Closed Bug 1849108 Opened 1 years ago Closed 1 year ago

Feed output audio from non-default sinks (setSinkid) to AEC

Tracking

()

Status:

RESOLVED FIXED

Milestone:

123 Branch

Tracking Flags:

Tracking

Status

relnote-firefox

---

123+

firefox123

---

fixed

People

(Reporter: pehrsons, Assigned: karlt)

References

(Depends on 1 open bug, Blocks 1 open bug)

Details

(Keywords: dev-doc-needed)

Attachments

(1 file)

Bug 1849108 use a secondary output device for echo cancellation if the primary device has no output r?pehrsons 1 year ago Karl Tomlinson (:karlt back Feb 10) 48 bytes, text/x-phabricator-request		Details \| Review

Andreas Pehrson [:pehrsons]

Reporter

Description

•

1 years ago

webrtc::AudioProcessing that we use for echo cancellation needs to be fed one input stream and one output stream to do its processing.

There is one webrtc::AudioProcessing per input stream, be it for a default or non-default device.

However, the output stream feeding webrtc::AudioProcessing is always of the audio played out in the default MediaTrackGraph, i.e. for the default output device, where the AudioProcessingTrack lives.

setSinkId with a MediaStreamTrack will create a new MediaTrackGraph running on the callbacks of the device with the given sink id, and connect the track corresponding to the played MediaStreamTrack in the default graph to the new graph. There is no path to feed the output of this new graph to the AudioProcessingTrack in the default graph.

We'll need to fix this, possibly through bug 1830247.

Andreas Pehrson [:pehrsons]

Reporter

Comment 1

•

1 years ago

Karl, would you have cycles to look into this?

Flags: needinfo?(karlt)

Karl Tomlinson (:karlt back Feb 10)

Assignee

Comment 2

•

1 years ago

Thank you for identifying this issue and linking to the parts involved. I'll look into it.

I assume multiple audio output devices should be treated similar to having multiple channels in a single output device, except that clocks and rates can differ.
Perhaps adding more channels to a single AudioProcessing would be more efficient than having a series of AudioProcessing.

Assignee: nobody → karlt

Flags: needinfo?(karlt)

Andreas Pehrson [:pehrsons]

Reporter

Comment 3

•

1 years ago

Output->echo latencies can also differ. I'm not sure how well the AudioProcessing AEC would handle different scenarios there.

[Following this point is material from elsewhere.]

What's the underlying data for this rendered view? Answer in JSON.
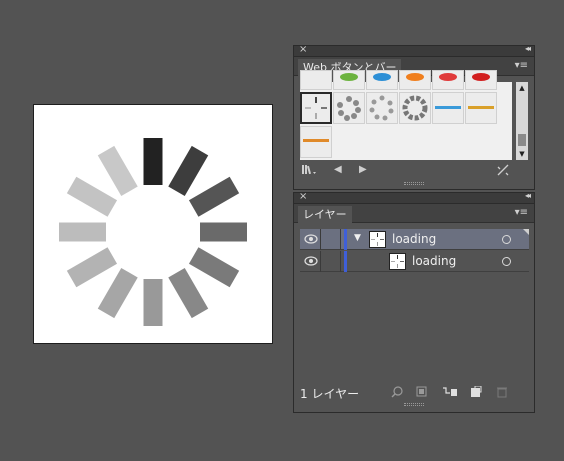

Karl Tomlinson (:karlt back Feb 10)

Assignee

Comment 4

•

1 years ago

Ah, yes, thanks. I wonder whether the AEC handles widely separated speakers.

Stefan Fleiter (:sfleiter)

Updated

•

1 year ago

Blocks: 916331

Andreas Pehrson [:pehrsons]

Reporter

Updated

•

1 year ago

Blocks: 1848283

Karl Tomlinson (:karlt back Feb 10)

Assignee

Comment 5

•

1 year ago

•

Edited

Local output from a MediaTrackGraph can come from either a media element or an AudioContext. Currently, non-default outputs can only be set from the media element, but this will be required on AudioContext for recent spec changes.

Our current echo cancellation mechanism is intended only for use when the input/output pair is on the same graph and (so) same thread.

The underlying AudioProcessing class does have the necessary locking to be used with input and output on different threads. So we could plausibly have an n * m matrix of AudioProcessing, but we don't need this in the common case.

Karl Tomlinson (:karlt back Feb 10)

Assignee

Comment 6

•

1 year ago

In the common case that the MediaTrackGraph does not have another active audio output device, instead of always creating a CrossGraphPort for non-default output devices, we should be able to run the MediaTrackGraph from the non-default device. This would be better than what we have now because Cubeb may then need to resample, but unlike CrossGraphPort it will not need to drift correct.

Karl Tomlinson (:karlt back Feb 10)

Assignee

Comment 7

•

1 year ago

•

Edited

With the non-default-output-run graph of comment 6, if a default-rate AudioContext is then connected to a MediaStreamTrack of the same graph, a CrossGraphPort will be required if output is to be delivered (from the AudioContext) to the default device. (Connections are not currently supported between different rate graphs.)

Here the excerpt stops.